After meeting his first wife Mona on a cattle station in north Queensland, the couple returned to her home on Palm Island where they married in 1943. Living with his family on the Aboriginal Reserve for the next seventeen years, Bonner became actively involved in community affairs. It was during this time that Bonner learned many of the skills he would later call on as a politician.

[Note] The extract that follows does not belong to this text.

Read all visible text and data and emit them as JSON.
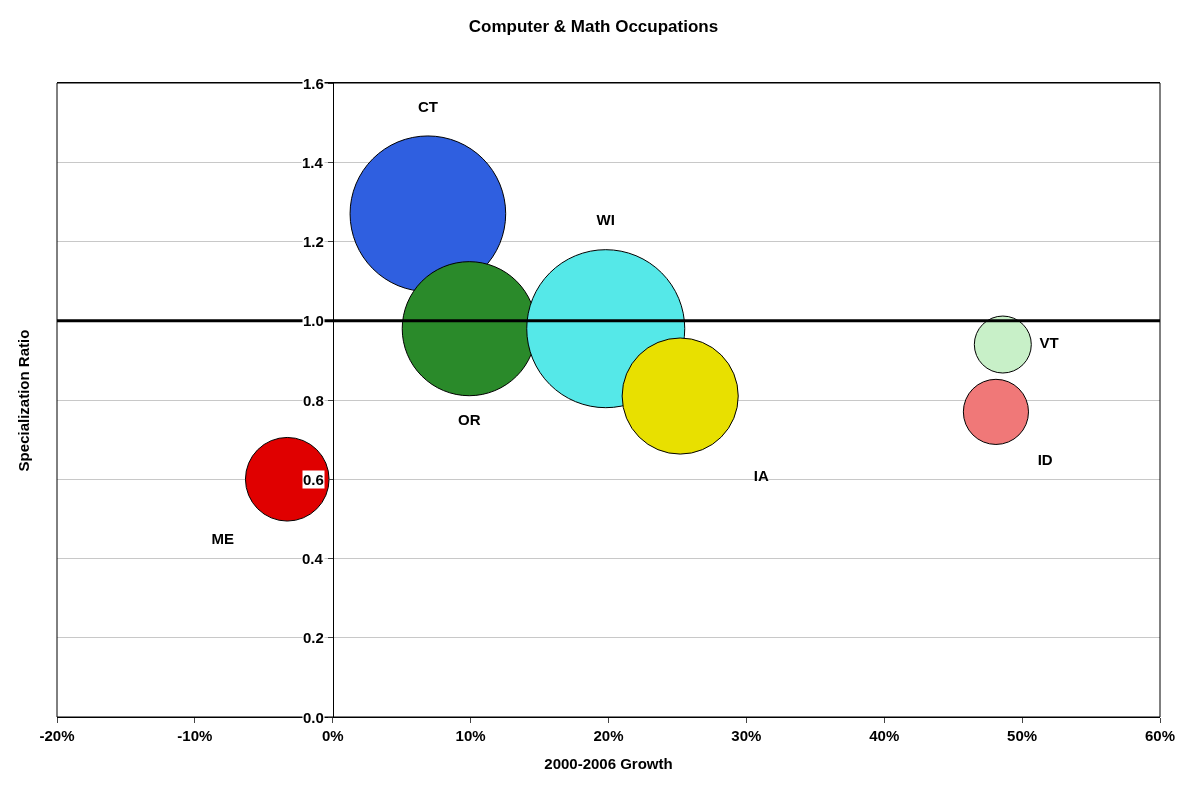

I learned to manoeuvre people, I suppose, to get the things done that I wanted to have done for the benefit of myself, my family and other people on the community.
Neville Bonner

Senator Neville T Bonner, throwing boomerang

Senator Neville Bonner, throwing a boomerang, 1971
National Library of Australia


Following the 1967 referendum that recognised Aboriginal people as Australian citizens, Bonner decided it was time to enter politics and joined the Liberal Party the next day. When he was selected to fill a Liberal Senate vacancy in 1971, Bonner proudly became the first Indigenous member of parliament in Australian history. The press were ready with their cameras when he followed his maiden speech with a boomerang throwing display on the lawns of Parliament House.

For the first time in the history of this country there was an Aboriginal voice in the parliament and that gave me an enormous feeling of overwhelming responsibility. I made people aware, the lawmakers in this country, I made them aware of Indigenous people. I think that was an achievement.
Neville Bonner

In Bonner’s position as Senator, he often found himself wedged between the conflicting views of a conservative Queensland state government and the changing attitudes of the Commonwealth. These tensions were present throughout his political career and, on issues related to Indigenous affairs, he often faced the harshest criticism from those he set out to represent.

Each time Bonner crossed the floor he was wearing his favourite R.M Williams boots. He defied the parliament’s strict dress code by wearing these in the Senate chambers.

Bonner became a highly respected parliamentary figure during his twelve years as Senator. Always one to stand up for what he believed, he crossed the floor many times to vote against his own party. Bonner resigned from the Liberal Party in 1983 after he was dropped from a winnable position on the Senate election ticket. He went on to run as an independent, but narrowly missed re-election.

Neville Bonner was named Australian of the Year in 1979 and for the next twenty years, he continued to be a strong advocate for Indigenous rights. Following his death in 1999, Senator Robert Hill paid tribute to this “remarkable man” saying,

Senator Robert Hill expressed his condolences in the Senate following the death of Neville Bonner on 5 February 1999.


his life was a lesson to us all: the way he overcame personal adversity; the inspiration he offered to all who refused to be shackled by disadvantage; the guidance he offered on values, in particular tolerance and compassion; and the way in which he accepted disappoints without bitterness.